Backfilling logs and timestamp

Hi everyone,

I have some issue with the "@timestamp" field when i'm importing old logs. The thing I want to do is to replace the value of the "@timestamp" with the value of when the log was created (here i'm looking at "start_time" field).

Here's a log sample of what i'm trying to parse.
Jun 1 00:00:00 10.1.1.1 SOMEDATA start_time="2016-06-06 00:00:00"

Here's my configuration for parsing the logs

filter {
grok {
match => { "message" => "%{SYSLOGTIMESTAMP:timestamp} SOMEDATA start_time=%{QUOTEDSTRING:start_time} " }
remove_field => [ "message" ]
}
mutate {
gsub => [ "start_time", """, "" ]
}
date {
match => [ "start_time", "YYYY-MM-dd HH:mm:ss" ]
remove_field => [ "start_time" ]
}
}

I'm not really sure about those two points :

• Can I replace the @timestamp with my "start_time" even if they don't have the same format ?
• Can my problem be related to the type of the "start_time" (I'm using the QUOTEDSTRING) ?

Thanks in advance.

Can I replace the @timestamp with my "start_time" even if they don't have the same format ?

Yes.
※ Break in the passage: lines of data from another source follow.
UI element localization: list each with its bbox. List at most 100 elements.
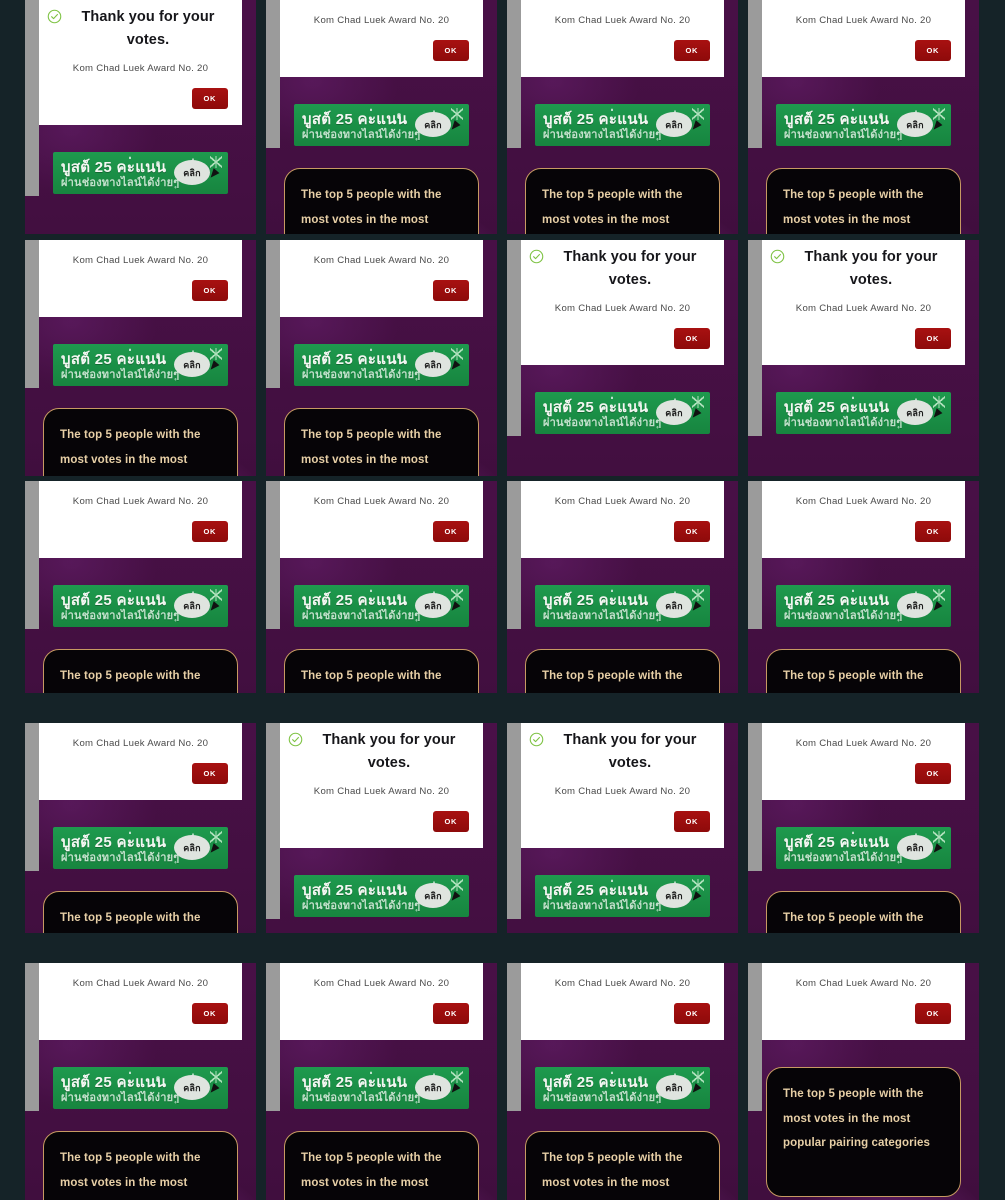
- promo-click-bubble[interactable]: คลิก: [656, 112, 692, 137]
- top-voters-info-box: The top 5 people with the most votes in …: [525, 1131, 720, 1200]
- screenshot-tile[interactable]: Thank you for your votes. Kom Chad Luek A…: [266, 481, 497, 693]
- top-voters-info-box: The top 5 people with the most votes in …: [766, 891, 961, 933]
- ok-button[interactable]: OK: [673, 39, 710, 62]
- screenshot-tile[interactable]: Thank you for your votes. Kom Chad Luek A…: [748, 963, 979, 1200]
- screenshot-tile[interactable]: Thank you for your votes. Kom Chad Luek A…: [748, 723, 979, 933]
- screenshot-tile[interactable]: Thank you for your votes. Kom Chad Luek A…: [25, 0, 256, 234]
- screenshot-tile[interactable]: Thank you for your votes. Kom Chad Luek A…: [507, 240, 738, 476]
- promo-click-bubble[interactable]: คลิก: [415, 883, 451, 908]
- promo-line-2: ผ่านช่องทางไลน์ได้ง่ายๆ: [61, 1092, 180, 1104]
- promo-click-bubble[interactable]: คลิก: [415, 112, 451, 137]
- screenshot-tile[interactable]: Thank you for your votes. Kom Chad Luek A…: [748, 0, 979, 234]
- promo-click-bubble[interactable]: คลิก: [656, 593, 692, 618]
- promo-banner[interactable]: บูสต์ 25 คะแนน ผ่านช่องทางไลน์ได้ง่ายๆ คลิ…: [294, 344, 469, 386]
- top-voters-info-box: The top 5 people with the most votes in …: [525, 168, 720, 234]
- page-scroll-strip: [507, 963, 521, 1111]
- promo-banner[interactable]: บูสต์ 25 คะแนน ผ่านช่องทางไลน์ได้ง่ายๆ คลิ…: [776, 827, 951, 869]
- thank-you-dialog: Thank you for your votes. Kom Chad Luek A…: [280, 963, 483, 1041]
- promo-click-bubble[interactable]: คลิก: [174, 593, 210, 618]
- screenshot-tile[interactable]: Thank you for your votes. Kom Chad Luek A…: [25, 723, 256, 933]
- promo-banner[interactable]: บูสต์ 25 คะแนน ผ่านช่องทางไลน์ได้ง่ายๆ คลิ…: [294, 1067, 469, 1109]
- screenshot-tile[interactable]: Thank you for your votes. Kom Chad Luek A…: [507, 963, 738, 1200]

The whole point of the date filter is to parse timestamps in various formats into one canonical representation.

Can my problem be related to the type of the "start_time" (I'm using the QUOTEDSTRING) ?

Yes. IIRC the QUOTEDSTRING pattern includes the quote in the capture, i.e. the start_time field will contain "2016-06-06 00:00:00" instead of just 2016-06-06 00:00:00. You can take that into account in the date filter but because of the configuration language's support for quoting and escapes you might want to do it by other means, like using something other than QUOTEDSTRING.